Giro d’affari di 10 miliardi Obiettivo è l’Est europeo

Goldoni (Unacoma): «Riflessione necessaria sul modo di esportare»

Macchine agricole miniaturizzate e intelligenti come insetti-robot che sciamano sulle colture per disinfestarle attirando lontano i parassiti con appositi ferormoni, cabine e telai di trattrici e mietitrebbie costruiti con polimeri e poliesteri d’origine vegetale che si biodegradano rapidamente, e operatrici alimentate da biocarburanti come l'etanolo o il gas prodotto dai liquami zootecnici. Uno scenario prossimo venturo che delinea la nuova frontiera della meccanizzazione agroindustriale, un settore in cui tradizionalmente l’industria italiana è al vertice, forte di oltre 3mila imprese e un volume di produzione secondo solo a quello degli Stati Uniti.
Un mercato che oggi ha perso vivacità e che attende soprattutto dall'innovazione un sostanziale impulso a nuove tipologie di mezzi meccanici e di applicazioni, non solo per le consuete attività agricole, di forestazione e cura del verde, ma anche per la produzione di biocombustibili e pure per il controllo e la tutela del territorio.
L’attuale giro d’affari, che supera abbondantemente i 10 miliardi, è sostenuto soprattutto dall’export: nel 2005 poco più di 3,6 miliardi, secondo i dati di Unacoma, l’unione nazionale dei costruttori di macchine agricole, in aumento del 2,3% sull'anno precedente. A segnare il passo sono sia il mercato nazionale che quello continentale. «Pesano - dice Massimo Goldoni, presidente di Unacoma - la riduzione dei redditi agricoli dovuta al forte calo dei prezzi dei cereali e delle produzioni ortofrutticole, e pure la modifica degli assetti produttivi causata dalla riforma della politica agricola comunitaria». Il venduto sul mercato italiano ha fatto segnare lo scorso anno 35mila trattrici e 356mila tonnellate di altri macchinari (operatrici, attrezzature e componenti), mentre la produzione dell'industria nazionale ha raggiunto le 928mila ton complessive, per un valore pari a 6,9 miliardi di euro, con un progresso dell’1,2% sul 2004. Le previsioni per quest’anno non sono positive, con il mercato nazionale che «dovrebbe accusare una flessione intorno al 3% per le trattrici e prossima al mezzo punto percentuale per le altre macchine».
Ecco allora i costruttori nostrani guardare da un lato ai Paesi dell’Europa Centro-orientale, dall’altro al Nordamerica, ove si prevede una ripresa delle vendite. E poi, volgersi anche e soprattutto al mercato cinese, la cui domanda di macchinari agricoli si annuncia enorme. Dalle motozappe e dalle attrezzature di prima meccanizzazione destinate ai piccoli agricoltori che le riforme in atto stanno sostenendo, alle trattrici e alle mietitrebbie candidate all'impiego nelle grandi aziende e nelle cooperative ampiamente diffuse nel Paese. E se oggi la sfida primaria della meccanizzazione agricola si riconosce nella coltura di biomasse e nella filiera dei biocarburanti, un altro importante new deal consiste nel progettare e mettere a punto mezzi ad hoc per le esigenze delle diverse agricolture del pianeta. Anche nella prospettiva del progressivo mutamento della geografia degli scambi commerciali, «che nei prossimi anni - afferma Goldoni - dovrà probabilmente riflettere una composizione dell’export ben diversa».

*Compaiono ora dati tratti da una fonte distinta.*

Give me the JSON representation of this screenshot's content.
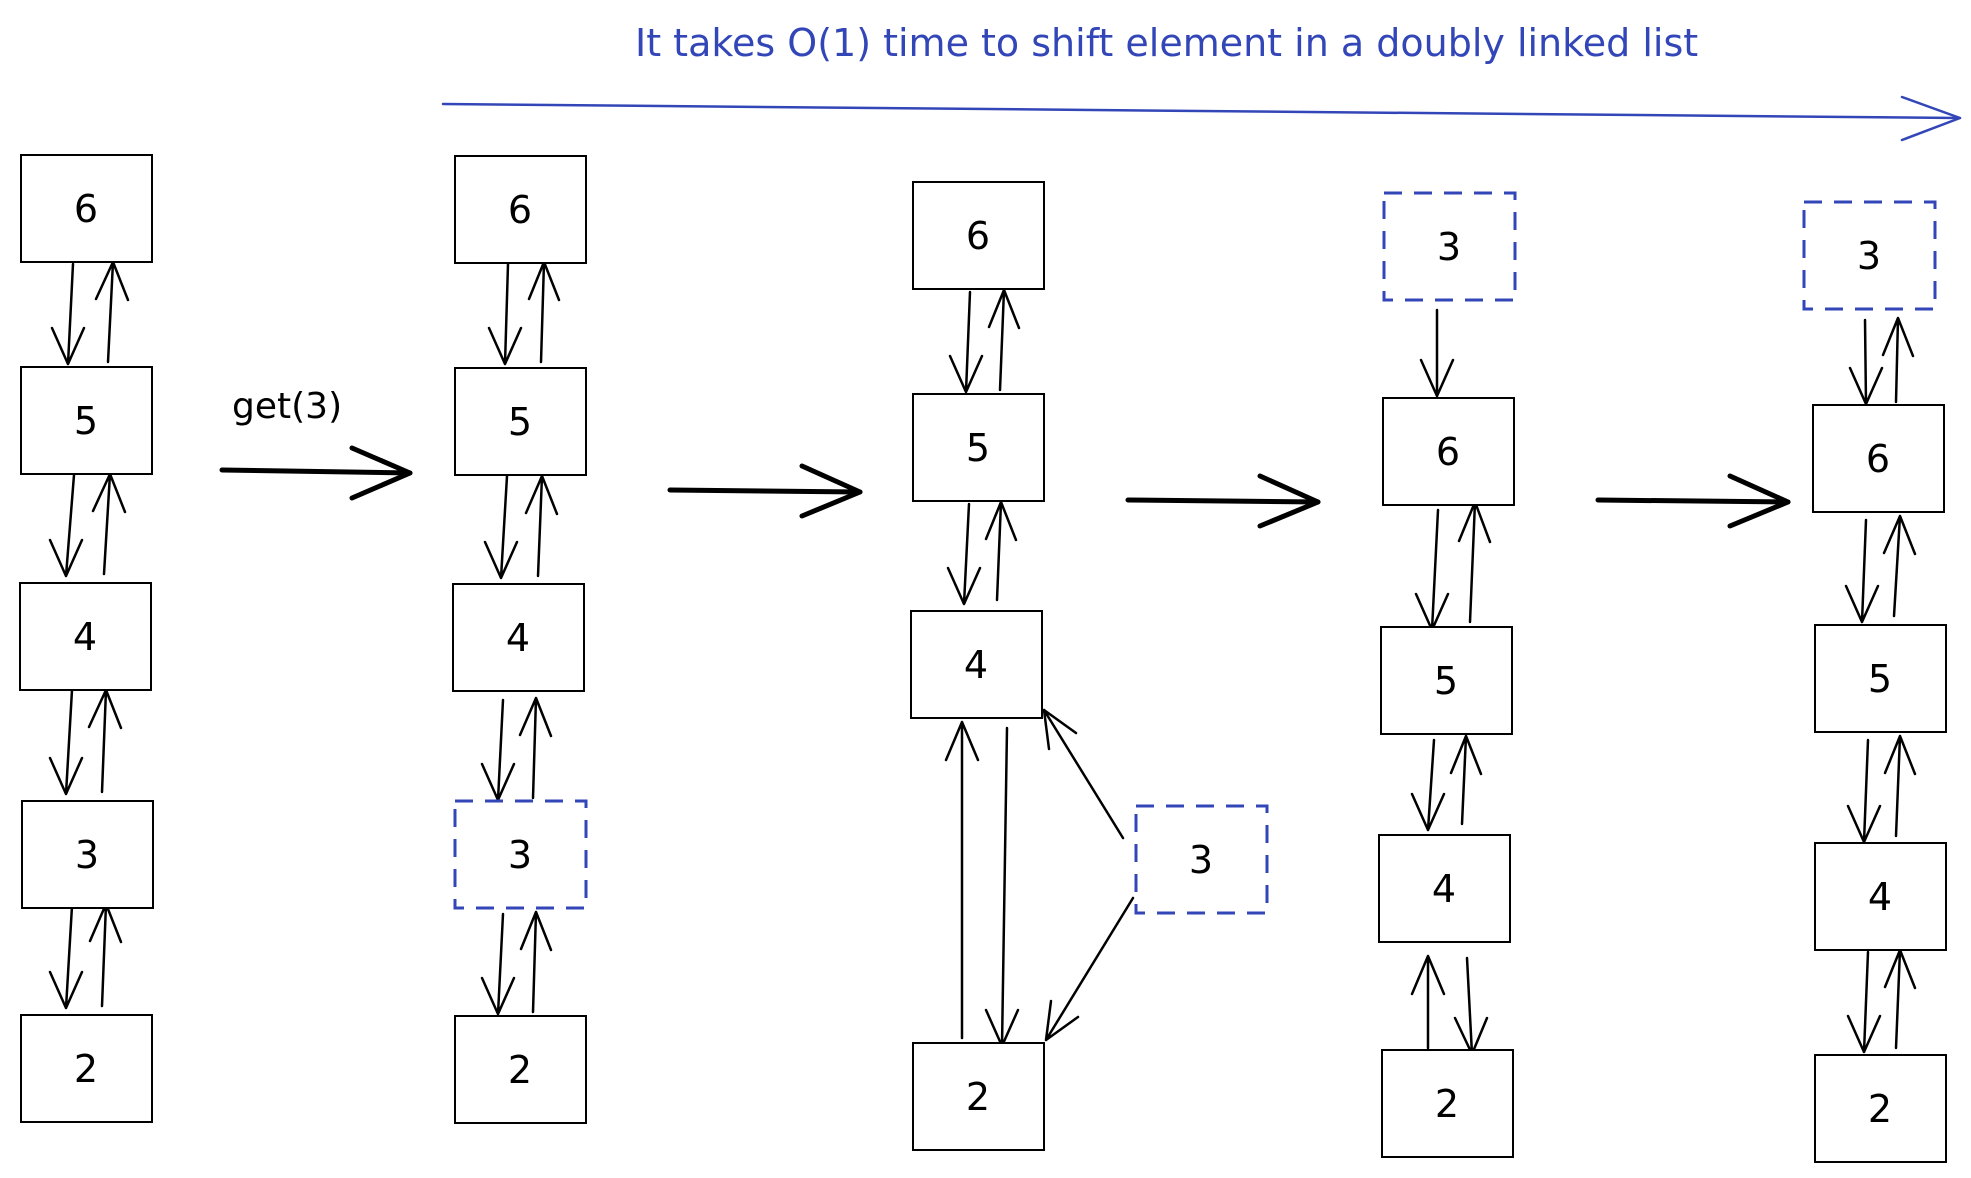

Oggi appena il 6% delle esportazioni di macchine italiane è destinato all'Africa, una percentuale analoga viene indirizzata all’Asia, mentre gli Usa assorbono il 14% del totale (che ammonta a 65.000 trattrici e 428mila tonnellate di altri macchinari, per un peso complessivo di 608.500 ton); la quota più ampia, il 61%, prende la strada dell’Europa.